Jorge, outro participante, é casado, não tem filhos, tem 42 anos, é formado em Administração de Empresas e trabalha com assessoria empresarial. Já foi funcionário público e compunha o quadro efetivo de um Instituto Federal do Tocantins, mas se decidiu pela exoneração por acreditar que o trabalho não se adequava a seus anseios e o limitava em termos de trabalho. É voluntário na COOPERAM, mas se sente como se fosse um cooperado, apesar de não ter acesso a nenhum benefício financeiro.
Fragmento 50
eu não conhecia o grupo da COOPERAM, passando aí em frente à rua eu achei aquilo interessante, eu não identificava como cooperativa, eu identificava como extensão do aterro sanitário de Palmas. E eu tive curiosidade de entrar e perguntar o que era e quando as pessoas falaram que era uma cooperativa de catadores que vinha já executando há um bom tempo o projeto, eu me interessei logo de cara, aí imaginei no outro dia: como que eu posso entrar e executar com eles o projeto? A única forma que eu vi foi voluntariado. Então eu me aproximei, comecei criar perspectivas de novas ideias. A principio, o grupo ele é um pouco fechado com relação às questões de aproximação da sociedade, é difícil você vir, estar dentro, se relacionar e entender, você tem que viver, então hoje eu vivo como se fosse um cooperado, tá. Eu me relaciono com eles da mesma forma como eles relacionava desde quando iniciou o projeto (JORGE, 2014).
Fragmento 51
Então, eu comecei a dar importância pra isso, eu me sacrifico, eu me dedico pra isso, eu crio projetos, eu tento buscar recursos fora pra melhorar essa condição interna, mas, ao mesmo tempo, eu me preocupo com essa questão da gestão (JORGE, 2014).

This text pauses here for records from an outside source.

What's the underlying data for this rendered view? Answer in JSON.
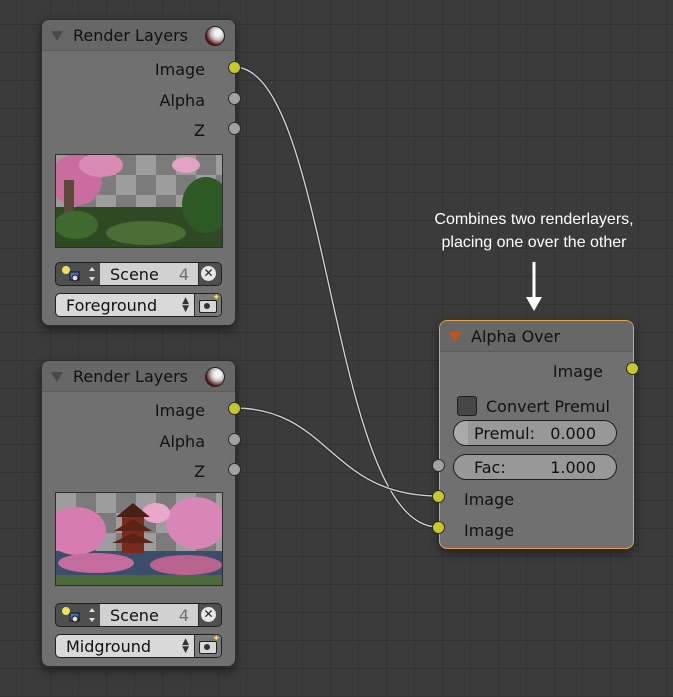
{
  "nodes": {
    "render_layers_1": {
      "title": "Render Layers",
      "outputs": [
        "Image",
        "Alpha",
        "Z"
      ],
      "scene": {
        "label": "Scene",
        "users": "4"
      },
      "layer": "Foreground"
    },
    "render_layers_2": {
      "title": "Render Layers",
      "outputs": [
        "Image",
        "Alpha",
        "Z"
      ],
      "scene": {
        "label": "Scene",
        "users": "4"
      },
      "layer": "Midground"
    },
    "alpha_over": {
      "title": "Alpha Over",
      "output": "Image",
      "convert_premul": {
        "label": "Convert Premul",
        "checked": false
      },
      "premul": {
        "label": "Premul:",
        "value": "0.000",
        "fraction": 0.0
      },
      "fac": {
        "label": "Fac:",
        "value": "1.000",
        "fraction": 1.0
      },
      "inputs": [
        "Image",
        "Image"
      ]
    }
  },
  "annotation": {
    "line1": "Combines two renderlayers,",
    "line2": "placing one over the other"
  },
  "colors": {
    "socket_color": "#c7c729",
    "socket_value": "#a1a1a1",
    "selected_border": "#e6a34a",
    "collapse_arrow_active": "#c2551a",
    "background": "#3b3b3b"
  },
  "icons": {
    "preview": "material-sphere-icon",
    "scene": "scene-icon",
    "close": "close-icon",
    "render": "camera-render-icon"
  }
}
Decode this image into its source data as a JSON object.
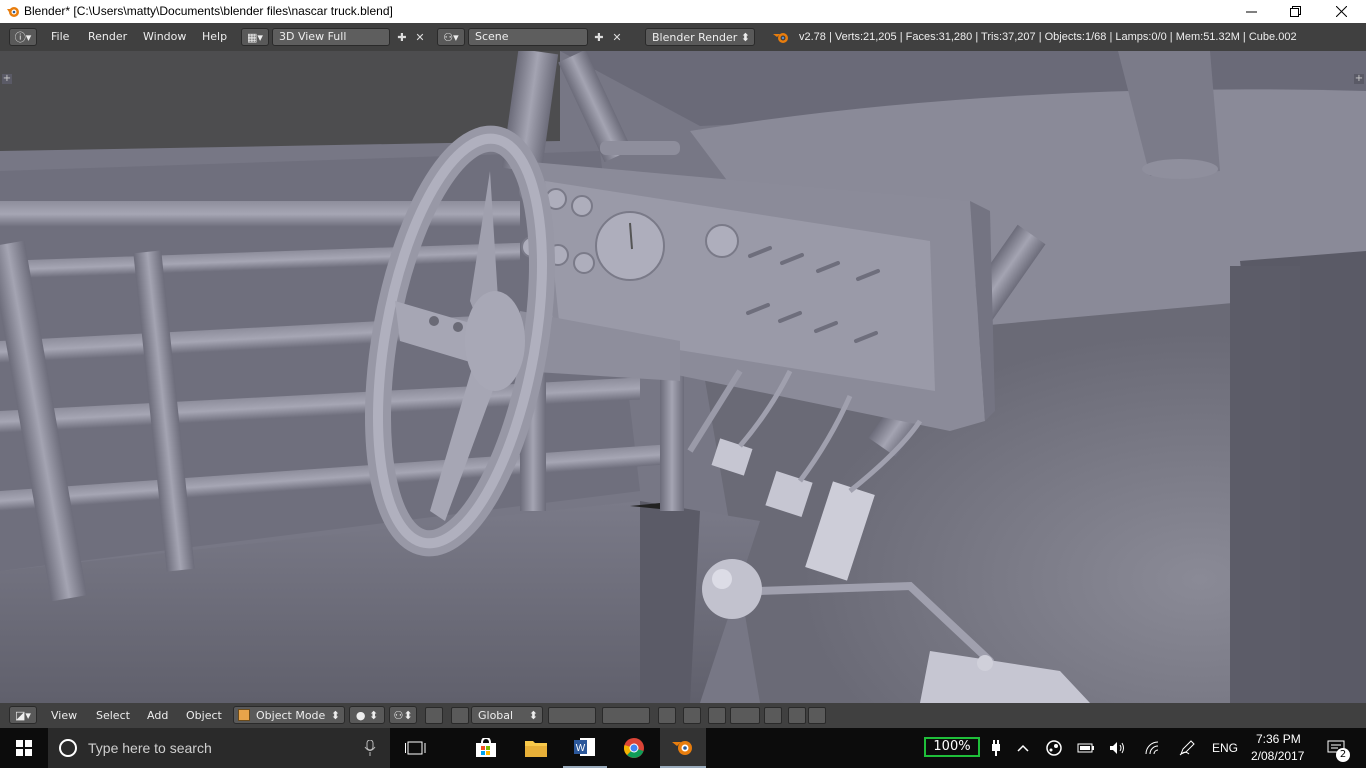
{
  "window": {
    "title": "Blender* [C:\\Users\\matty\\Documents\\blender files\\nascar truck.blend]"
  },
  "header": {
    "menus": [
      "File",
      "Render",
      "Window",
      "Help"
    ],
    "screen_layout": "3D View Full",
    "scene": "Scene",
    "render_engine": "Blender Render",
    "stats": "v2.78 | Verts:21,205 | Faces:31,280 | Tris:37,207 | Objects:1/68 | Lamps:0/0 | Mem:51.32M | Cube.002"
  },
  "footer": {
    "menus": [
      "View",
      "Select",
      "Add",
      "Object"
    ],
    "mode": "Object Mode",
    "transform_orientation": "Global"
  },
  "taskbar": {
    "search_placeholder": "Type here to search",
    "battery": "100%",
    "language": "ENG",
    "time": "7:36 PM",
    "date": "2/08/2017",
    "notification_count": "2"
  },
  "colors": {
    "header_bg": "#404040",
    "viewport_bg": "#787886",
    "taskbar_bg": "#0c0c0c",
    "battery_border": "#1fbf3a",
    "blender_orange": "#e87d0d"
  }
}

Jorge se aproximou do grupo por curiosidade, e considera que a cooperativa precisa dele, pois é ele quem resolve todos os problemas burocráticos e de busca de recursos para o empreendimento. Acredita, ainda, que deve ter uma vida simples, e diz que tenta manter um custo de vida baixo, para não adoecer e se entregar às mazelas do capitalismo. Considera que sua vida faz sentido porque realiza trabalhos como esse, como se pode comprovar no trecho a seguir:
Fragmento 52
O sonho às vezes é tão pequeno que a nossa parcela de culpa é muito maior do que isso, então, às vezes com 10 reais você realiza um sonho. Então, dentro desse grupo e dentro da minha filosofia de vida eu procuro realizar isso, eu tenho satisfação e prazer em realizar esse trabalho. Então, vinculado ao meu trabalho externo, que esse eu não vou abandonar, eu tenho essa preocupação, então pra mim se uma pessoa chegar, poxa, por favor, me leva ali que eu não [estou] me sentindo bem. Eu vou fazer com o máximo prazer. Olha, por favor, eu preciso que faça isso aqui. Eu vou fazer. Então assim, sabe, a carência é tão grande que o sonho fica tão pequeno que você coloca na palma da tua mão e fala: poxa, é só isso que você quer? Tá aqui o seu sonho realizado. Então, dentro desse contexto e às vezes eu volto algumas vezes pra reafirmar isso, eu me sinto bem, a minha filosofia é essa, eu gosto de me sentir bem aqui. Tenho os meus relacionamentos fora, é claro, o meu grupo, o meu ciclo de amizade, enfim, mas aqui parece que a coisa ela requer um pouco mais de atenção, na hora de falar, na hora de você conduzir a situação, às vezes você tem que fazer algumas provocações pra tirar de dentro um sentimento que às vezes aquela pessoa nunca teria coragem de falar nem pro psicólogo. Continuo por sonho (JORGE, 2014).
Esta última fala Jorge mostra a sua satisfação em estar na cooperativa e ressalta o quanto é fácil realizar os sonhos e anseios dos participantes do empreendimento, pois seus sonhos são pequenos e de fácil acesso. Jorge demonstra um interesse pelo outro e coloca isso como objetivo de vida.